Recouvrement forcé des amendes pénales et injonction de payer
Autre mission à venir : le projet de loi de Finances pour 2026 prévoit que les administrations puissent confier le recouvrement forcé des amendes pénales aux commissaires de justice. « Vous pouvez compter sur nous, monsieur le garde des Sceaux », a déclaré le président de la Chambre nationale des commissaires de justice. Mais, pour que ces réformes de déjudiciarisation soient pleinement effectives, « cela suppose que nous disposions de moyens plus efficaces », a-t-il poursuivi. « Cela implique, par exemple, une modernisation de l’injonction de payer, qui souffre encore de délais beaucoup trop longs », et « de nous donner un accès au FICOBA », le fichier national des comptes bancaires et assimilés.
Si le ministre de la Justice – et ancien ministre chargé des Comptes publics – ne s’est pas prononcé sur la demande d’accès au FICOBA, il a en revanche annoncé que le décret visant à moderniser l’injonction de payer allait être publié début janvier 2026 : « Dorénavant, au bout de trois mois, l’absence de retour du greffe permettra l’exécution forcée. À terme, ce délai sera ramené à deux mois », a-t-il précisé.
Recouvrement simplifié des créances commerciales incontestées
Autre mission en perspective : accompagner les entreprises sur le terrain de la lutte contre les impayés, tel que le prévoit la proposition de loi visant à instaurer une procédure simplifiée de recouvrement des créances commerciales incontestées, déposée le 4 décembre dernier au Sénat. « Nous avons travaillé avec le sénateur François Patriat à déposer une proposition de loi, élaborée avec votre profession », pour « mettre en place un circuit court, sécurisé, de confiance, dans lequel le commissaire de justice devient l’acteur clé », a expliqué le ministre.
Carte des installations et premier tarif unifié de la profession
Une autre évolution demandée par la profession – et par les notaires – est d’ores et déjà prévue dans les mois à venir : la périodicité de la révision de la carte des installations, telle que prévue par la loi Croissance et activité, va passer de deux à cinq ans. 2026 sera aussi l’année de l’élaboration du premier tarif unifié pour les commissaires de justice. Sur ce terrain, « dans un contexte avéré de recul de nos activités monopolistiques », « nous plaidons pour distinguer clairement les produits de nos activités régulées de ceux de nos activités concurrentielles » et « pour que soit bien pris en compte le taux de résultat de nos activités régulées, qui tend actuellement vers le plancher légal, ce qui devrait conduire mécaniquement à une augmentation de notre tarif », a déclaré Benoit Santoire.

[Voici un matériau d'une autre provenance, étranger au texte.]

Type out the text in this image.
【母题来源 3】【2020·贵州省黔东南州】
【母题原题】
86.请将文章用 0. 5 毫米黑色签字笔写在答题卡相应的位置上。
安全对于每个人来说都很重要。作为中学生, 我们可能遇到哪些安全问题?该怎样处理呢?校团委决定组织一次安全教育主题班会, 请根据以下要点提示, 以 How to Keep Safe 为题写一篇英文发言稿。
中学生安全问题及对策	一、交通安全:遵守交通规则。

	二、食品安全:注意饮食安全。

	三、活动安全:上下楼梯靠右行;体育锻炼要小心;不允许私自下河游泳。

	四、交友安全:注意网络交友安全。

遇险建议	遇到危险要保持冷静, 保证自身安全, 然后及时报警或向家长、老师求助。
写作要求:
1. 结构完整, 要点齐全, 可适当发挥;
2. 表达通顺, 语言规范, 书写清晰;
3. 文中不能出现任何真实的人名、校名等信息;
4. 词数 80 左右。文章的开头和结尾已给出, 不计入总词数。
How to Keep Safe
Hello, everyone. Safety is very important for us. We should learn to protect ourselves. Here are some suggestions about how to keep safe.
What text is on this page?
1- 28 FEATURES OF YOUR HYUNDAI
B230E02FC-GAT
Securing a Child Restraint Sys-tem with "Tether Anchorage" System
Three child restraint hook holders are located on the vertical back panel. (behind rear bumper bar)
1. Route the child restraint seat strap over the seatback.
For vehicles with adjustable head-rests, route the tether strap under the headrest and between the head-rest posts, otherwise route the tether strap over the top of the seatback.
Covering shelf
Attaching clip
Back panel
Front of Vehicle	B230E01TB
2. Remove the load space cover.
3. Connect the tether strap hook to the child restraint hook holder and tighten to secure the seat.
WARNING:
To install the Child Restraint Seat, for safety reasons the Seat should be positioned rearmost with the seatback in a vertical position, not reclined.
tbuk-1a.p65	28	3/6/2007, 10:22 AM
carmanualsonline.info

En octobre 2025, près de 500 candidats se sont présentés à l’examen professionnel de commissaire de justice. « Des chiffres inédits qui en disent beaucoup sur le chemin parcouru depuis 2022. Notre image change positivement. Notre métier attire de plus en plus de nouveaux profils », s’est félicité le président nouvellement réélu à la tête de la représentation nationale de la profession.